Dos veces en la misma semana,
imposible no escribir. Primero fue en el memorable concierto de Omara Portuondo en el Teatro Tunas. Mientras la Diva
del Buena Vista Social Club cantaba temas nacionales tan queridos como Dos gardenias (Isolina Carrillo), Veinte años (María Teresa Vera y
Guillermina Aramburu), Lo que me queda
por vivir y Amigas, ambos de Alberto Vera, yo pensaba en los jóvenes que
caminaban en ese momento frente al recinto cultural. ¿A cuántos le hubiera
gustado entrar?
Pocos días después en el
mismo escenario, ante un público mayoritariamente infantil se presentó la
compañía argentina La Cigarra ,
formada por niñas y niños descendientes de cubanos o relacionados con nuestra
cultura de alguna manera, casi siempre filial. Los pequeños de la tierra extranjera
vinieron a bailar en casa del trompo y no pudieron ser más elocuentes.
Estremecieron al Teatro, allí
se movió hasta el más pinto, ya fuera sentado o de pie. Interpretaron con
algunas licencias rítmicas, composiciones como el Chan Chán (Compay Segundo), El
cuarto de Tula (Sergio González); hicieron alegorías a Los Zafiros y hasta
cantaron un danzón, ese género que para muchos adolescentes y jóvenes de
nuestro país constituye pura arqueología. Al terminar el espectáculo escuché a alguien
decir evidentemente apenado: “Viste la clase de cubanía que nos acaban de
dar.”
Yo asentí en mi interior, no
cabía otra cosa, y me interrogué: ¿Cuántos de los niños del auditorio conocían
algún son o habían bailado un cha cha chá? ¿Qué música escucharían en casa o en
la escuela? Me temo que todas las incógnitas tendrían respuestas nada
agradables si quien pide abrir la muralla es el patrimonio musical cubano; pero
si tocan a la puerta la desidia y el olvido, pues muy complacidos se irían.

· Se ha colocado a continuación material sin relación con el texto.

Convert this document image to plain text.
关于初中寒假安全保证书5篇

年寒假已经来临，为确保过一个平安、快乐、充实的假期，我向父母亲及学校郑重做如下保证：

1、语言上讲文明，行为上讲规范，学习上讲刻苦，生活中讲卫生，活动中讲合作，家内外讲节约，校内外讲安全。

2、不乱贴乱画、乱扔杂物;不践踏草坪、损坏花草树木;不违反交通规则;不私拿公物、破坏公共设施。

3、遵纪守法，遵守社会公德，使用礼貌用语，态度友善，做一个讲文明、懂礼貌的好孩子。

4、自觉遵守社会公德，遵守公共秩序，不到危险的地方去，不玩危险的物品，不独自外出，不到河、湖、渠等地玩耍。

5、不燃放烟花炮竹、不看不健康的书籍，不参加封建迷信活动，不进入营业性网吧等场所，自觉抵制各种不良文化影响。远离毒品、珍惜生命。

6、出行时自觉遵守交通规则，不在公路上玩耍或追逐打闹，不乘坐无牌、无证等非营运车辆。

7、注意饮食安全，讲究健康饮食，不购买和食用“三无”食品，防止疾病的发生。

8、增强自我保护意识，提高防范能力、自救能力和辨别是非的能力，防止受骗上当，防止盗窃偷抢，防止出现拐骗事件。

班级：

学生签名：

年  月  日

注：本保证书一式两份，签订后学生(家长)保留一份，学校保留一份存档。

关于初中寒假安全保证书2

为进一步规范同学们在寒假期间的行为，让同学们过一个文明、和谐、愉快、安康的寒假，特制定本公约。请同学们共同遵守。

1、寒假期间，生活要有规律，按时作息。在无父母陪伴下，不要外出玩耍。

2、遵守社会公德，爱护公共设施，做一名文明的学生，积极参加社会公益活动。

Voces prestigiosas del país
se quejan con razón de la “gripe” reguetonera de las nuevas generaciones; sin
embargo, cuestiono los esfuerzos de la sociedad para enseñarles a apreciar
otras sonoridades, sobre todo los valores tradicionales de la nación. Han sido
pocos o demasiados incompatibles con su psicología, se los hemos mostrado
encartonados. Mientras eso sucede, un epíteto acompaña al Verde Caimán por el
mundo: la Isla
de la Música ,
como si la ironía hubiera venido a dar un escarmiento por nuestro serio y
terrible desliz.
Varios proyectos comunitarios
tuneros intentan desde el arte y con la diversión de por medio, nutrir la
cultura rítmica en los pequeños; también están los talleres de repentismo.
Ambos caminos consiguen ampliar el espectro, pero constituyen microexperiencias,
y los miembros de la brigada José Martí aún no explotan al máximo su presencia
en los centros estudiantiles.
Si hasta ahora ha sido
imposible generalizar en la provincia lo que en Manatí es hecho exclusivo: a
cada instructor de arte se le exige enseñar el danzón, imagínense sumar otros géneros
del folclor. Aun así, debemos intentar diseminar este saber por diversas vías. Corremos el riesgo de que los infantes de hoy sean mañana extranjeros en su propio suelo. O quizás para entonces todo el mundo haya olvidado, y recordar será un ejercicio de locura.
Medios de comunicación,
familia, escuela, todos tenemos responsabilidad. Pensemos qué podemos hacer en nuestra
inmediata posición y hagámoslo. No se trata de negar la contemporaneidad, sino
de cultivar a melómanos cultos, pero sobre todo a cubanos verdaderos. Alguna
vez uno de ellos pudiera encontrarse con un neófito interesado en saber sobre la
valía sonora de la Isla ,
y el interrogado tendría dos caminos: contestar con soltura, o mirar al cielo
en busca de una respuesta improbable que se quedó atrapada en lo que nunca
creció. ¡Ay música, si te pudiéramos querer!